Le mouvement féministe 4B a fait son apparition en Corée du Sud dans les années 2010. En réponse aux normes d’une société patriarcale et à une misogynie particulièrement développée, des femmes ont décidé de renoncer aux relations avec les hommes… Aujourd’hui, le 4B s’étend à travers le monde, notamment aux États-Unis depuis la réélection de Donald Trump fin 2024.
Il crée des émules sur la toile ces dernières semaines, mais le mouvement 4B a été fondé il y a une dizaine d’années déjà. Son nom renvoie aux quatre mots qui constituent les principes de ce courant féministe. Tous commencent par « bi », « non » en coréen : « bihon » désigne le rejet du mariage hétérosexuel, « bisekseu » le renoncement aux relations sexuelles hétérosexuelles, « biyeonae » celui de partenaire romantique et « bichulsan » désigne la volonté de ne pas avoir d’enfants. Le mouvement réunit les idées de plusieurs autres courants féministes tels que « Escape the corset » (« Échappez au corset »), qui invite les femmes à rejeter les codes physiques de la féminité traditionnelle, comme porter les cheveux longs ou se maquiller, et “No Marriage” (“Pas de mariage”), dont le nom parle de lui-même.

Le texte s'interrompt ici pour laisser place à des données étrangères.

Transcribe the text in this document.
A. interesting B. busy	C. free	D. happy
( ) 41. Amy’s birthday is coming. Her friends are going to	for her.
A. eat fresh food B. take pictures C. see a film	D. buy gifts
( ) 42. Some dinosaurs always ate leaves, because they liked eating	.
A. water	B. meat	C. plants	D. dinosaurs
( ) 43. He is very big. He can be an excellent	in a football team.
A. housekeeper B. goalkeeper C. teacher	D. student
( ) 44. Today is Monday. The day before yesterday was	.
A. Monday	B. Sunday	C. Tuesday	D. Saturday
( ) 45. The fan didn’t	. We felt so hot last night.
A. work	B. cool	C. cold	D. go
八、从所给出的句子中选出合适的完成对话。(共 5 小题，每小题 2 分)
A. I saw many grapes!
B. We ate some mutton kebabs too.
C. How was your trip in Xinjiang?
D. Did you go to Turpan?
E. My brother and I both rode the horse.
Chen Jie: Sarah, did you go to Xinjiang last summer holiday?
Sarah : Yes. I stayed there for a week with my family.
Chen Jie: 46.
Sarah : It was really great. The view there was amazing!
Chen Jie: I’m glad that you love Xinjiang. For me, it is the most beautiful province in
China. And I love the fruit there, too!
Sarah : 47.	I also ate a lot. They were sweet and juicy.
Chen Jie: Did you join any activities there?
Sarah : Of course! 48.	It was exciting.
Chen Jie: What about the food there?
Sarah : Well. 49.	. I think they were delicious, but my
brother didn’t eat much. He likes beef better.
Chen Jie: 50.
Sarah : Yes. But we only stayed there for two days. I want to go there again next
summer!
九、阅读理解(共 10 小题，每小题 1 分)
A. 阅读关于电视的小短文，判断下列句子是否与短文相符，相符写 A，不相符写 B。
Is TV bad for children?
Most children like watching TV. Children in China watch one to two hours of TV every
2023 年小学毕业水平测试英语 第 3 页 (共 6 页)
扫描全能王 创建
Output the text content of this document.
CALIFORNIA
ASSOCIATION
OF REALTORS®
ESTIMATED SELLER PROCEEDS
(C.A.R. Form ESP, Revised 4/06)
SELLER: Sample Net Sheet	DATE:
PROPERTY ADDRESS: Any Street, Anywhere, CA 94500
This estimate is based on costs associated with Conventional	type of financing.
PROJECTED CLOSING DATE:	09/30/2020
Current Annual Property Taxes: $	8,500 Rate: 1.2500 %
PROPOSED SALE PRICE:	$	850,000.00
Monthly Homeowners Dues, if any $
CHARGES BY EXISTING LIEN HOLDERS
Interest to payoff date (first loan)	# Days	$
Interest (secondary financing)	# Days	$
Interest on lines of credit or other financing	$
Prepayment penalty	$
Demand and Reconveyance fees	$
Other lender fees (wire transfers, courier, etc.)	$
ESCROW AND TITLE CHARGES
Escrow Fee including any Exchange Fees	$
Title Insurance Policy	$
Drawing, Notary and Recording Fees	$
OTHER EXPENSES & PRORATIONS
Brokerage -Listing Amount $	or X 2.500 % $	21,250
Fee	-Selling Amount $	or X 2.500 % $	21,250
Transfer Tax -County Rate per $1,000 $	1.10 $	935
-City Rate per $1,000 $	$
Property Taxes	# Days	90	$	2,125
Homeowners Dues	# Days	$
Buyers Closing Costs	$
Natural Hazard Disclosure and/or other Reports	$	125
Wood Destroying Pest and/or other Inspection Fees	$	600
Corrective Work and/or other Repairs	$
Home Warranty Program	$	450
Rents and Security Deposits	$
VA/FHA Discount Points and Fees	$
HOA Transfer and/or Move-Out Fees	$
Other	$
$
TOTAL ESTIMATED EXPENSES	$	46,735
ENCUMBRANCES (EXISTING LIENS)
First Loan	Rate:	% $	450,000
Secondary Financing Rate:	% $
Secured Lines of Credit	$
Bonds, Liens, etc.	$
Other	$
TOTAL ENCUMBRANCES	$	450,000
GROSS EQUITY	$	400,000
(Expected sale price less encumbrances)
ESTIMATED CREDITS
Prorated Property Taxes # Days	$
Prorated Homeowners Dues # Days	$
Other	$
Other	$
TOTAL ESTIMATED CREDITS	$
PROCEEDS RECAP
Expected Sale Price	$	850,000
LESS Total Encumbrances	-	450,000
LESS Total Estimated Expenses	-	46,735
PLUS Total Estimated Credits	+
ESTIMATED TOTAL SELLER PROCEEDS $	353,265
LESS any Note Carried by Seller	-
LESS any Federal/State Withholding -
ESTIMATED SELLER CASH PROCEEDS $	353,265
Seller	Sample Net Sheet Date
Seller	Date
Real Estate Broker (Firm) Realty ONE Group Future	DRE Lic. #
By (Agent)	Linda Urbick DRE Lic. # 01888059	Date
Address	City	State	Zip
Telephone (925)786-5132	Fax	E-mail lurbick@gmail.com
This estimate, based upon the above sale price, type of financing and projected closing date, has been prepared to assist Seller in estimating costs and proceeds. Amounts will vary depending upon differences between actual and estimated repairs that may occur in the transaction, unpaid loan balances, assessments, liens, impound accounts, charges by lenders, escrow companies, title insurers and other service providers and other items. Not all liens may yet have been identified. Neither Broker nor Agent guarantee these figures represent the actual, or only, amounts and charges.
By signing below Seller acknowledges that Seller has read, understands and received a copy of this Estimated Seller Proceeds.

Le mouvement 4B est une réaction collective des Coréennes du Sud pour lutter contre les pressions patriarcales et esthétiques du pays et la misogynie, principale forme de discrimination là-bas. Si elle est connue pour sa modernité dans le modèle économique et ses technologies avancées, la Corée du Sud reste en effet ancrée dans un conservatisme culturel et est attachée à des normes de genre ultra-traditionnelles en ce qui concerne les relations hommes-femmes. Professionnellement, les femmes doivent choisir entre vie familiale et professionnelle, ont toujours des rôles subalternes malgré les diplômes et compétences, et peinent à monter les échelons dans leur carrière. Selon l’OCDE, les femmes sud-coréennes gagnent en moyenne 29 % de moins que les hommes et effectuent 3,5 fois plus de travail non rémunéré, comme les tâches ménagères. Dans les relations de couple, la répartition des rôles est on ne peut plus hétéro-normée : la femme reste à la maison, comme toute bonne mère au foyer obéissante. Au-delà du côté misogyne qu’induit ce type de comportement, la normalisation de la violence dans la pornographie développe aussi chez les hommes des désirs irréalistes et une objectivation de la femme. Cette dernière est accentuée par l’omniprésence de la chirurgie esthétique, véritable pression chez les femmes pour répondre à des attentes de beauté plébiscitées, notamment, par la K-Pop et ses stars à l’apparence parfaite…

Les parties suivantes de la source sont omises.